Move Over Pluto, Dwarf Planet Ceres Gets an Extreme Close-Up

False-color image of the dwarf planet Ceres, centered on Occator Crater and the mysterious "bright spots" discovered within it in March 2015. (Dawn/NASA)

NASA's Dawn spacecraft recently made its closest flyby of Ceres, sending back the most detailed views of its surface.

Ceres is the largest object in the Main Asteroid Belt located between the orbits of Mars and Jupiter, and the only dwarf planet closer to the sun than Pluto.

While news from that other dwarf planet encounter of 2015—New Horizons' epic and brief July flyby of Pluto—has dominated attention in recent months, Dawn has been quietly and persistently scouring Ceres for information.

Close-up picture of a region of the southern hemisphere of the dwarf planet Ceres, captured by NASA's Dawn spacecraft from its closest encounter to date.
Close-up on a region of Ceres' southern hemisphere, captured by NASA's Dawn spacecraft from its closest encounter to date. (Dawn/NASA)

Extreme Close-Up

On December 10, Dawn captured images of Ceres' southern hemisphere from an altitude of only 240 miles, its closest encounter to date. From this close orbit, image resolution of Ceres' surface is about 120 feet per pixel, which is providing scientists with unprecedented details of the tiny fractured and cratered world.


Speaking of fractures and craters, Dawn has revealed a collection of "trough" features, found all over the dwarf planet's surface. While many of these cracks appear to be associated with impact craters and formed by shattering collisions with meteorites, some appear to be tectonic in nature.

Tectonic stress fractures have been seen on other solar system bodies, including Earth and Mars. These are cracks formed by the contraction of a planet's surface or by the weight of mountains that build up, whether by volcanic eruption or tectonic uplift. Olympus Mons, Mars' mega-volcano, is an example of this.

Though Ceres is very small—only about 584 miles across, on average—the evidence of internal forces and processes that have broken its crust is tantalizing. A number of small bodies in the solar system have surprised us recently by showing signs of internal activity—Ceres, Pluto, and Saturn's moon Enceladus, to name three.

Detection of Salt and Clay

Dawn's other instruments have made observations of Ceres' chemical makeup that are also intriguing. Earlier in December, the composition of the mysterious "bright spots" was revealed as salt, possibly a type of magnesium sulfate called hexahydrate.

Ceres has also been found to contain ammoniated clays, which suggests that the material it formed from may have originated in the outer solar system where ammonia is abundant.

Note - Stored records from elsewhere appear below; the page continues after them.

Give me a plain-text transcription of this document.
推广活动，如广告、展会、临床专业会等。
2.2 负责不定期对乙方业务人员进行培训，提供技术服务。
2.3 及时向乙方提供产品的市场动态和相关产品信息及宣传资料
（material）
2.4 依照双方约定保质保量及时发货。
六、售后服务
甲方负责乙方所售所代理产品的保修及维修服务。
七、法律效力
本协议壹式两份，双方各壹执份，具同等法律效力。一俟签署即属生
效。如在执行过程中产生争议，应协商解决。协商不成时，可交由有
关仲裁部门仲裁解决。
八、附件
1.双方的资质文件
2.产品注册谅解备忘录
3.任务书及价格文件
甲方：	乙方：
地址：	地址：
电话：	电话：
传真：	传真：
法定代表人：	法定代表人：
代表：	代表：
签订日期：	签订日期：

Whether Ceres formed in the outer solar system and then migrated to its present location in the Main Asteroid Belt, or the materials it coalesced from originated out there, is not known, but either way the finding offers fascinating insights into the solar system's past.

Ceres Is Unique Even Among Dwarf Planets

There are five objects in our solar system classified as dwarf planets (with potentially many more to be added). Four of them—Pluto, Eris, Haumea, and Makemake—are Kuiper Belt Objects, orbiting the sun in a vast belt of icy material extending from beyond the orbit of Neptune.

Among the dwarf planets, Ceres alone resides relatively close to Earth. The rewards of data mined from Pluto and Ceres by New Horizons and Dawn gives us the opportunity to compare these two very different objects, and helps to define the range of variation in properties and surface conditions of dwarf planets.

Dawn's Advanced Engine Technology

Artist concept of the Dawn spacecraft firing its electrical ion propulsion engine.
Artist concept of the Dawn spacecraft firing its electrical ion propulsion engine. (Dawn/NASA)

Before arriving at Ceres, Dawn spent a year orbiting the asteroid and protoplanet Vesta, making it the only spacecraft outside of the Earth-Moon system to orbit two different objects. One of the things that enabled Dawn to do this is its cutting-edge electrical ion propulsion system, a highly efficient engine that uses low power, but constant thrust to achieve greater velocity changes than conventional chemical rocket engines.

So what's in the future for this versatile itinerant robot?

As it turns out, Dawn will remain in orbit as a permanent artificial satellite of Ceres even beyond the duration of its mission, currently schedule to end in June. So, we still have a few months of cool pictures and potentially awesome discoveries to look forward to.

After that, we can shift our anticipation back to New Horizons and its 2019 encounter with Kuiper Belt Object 2014 MU69.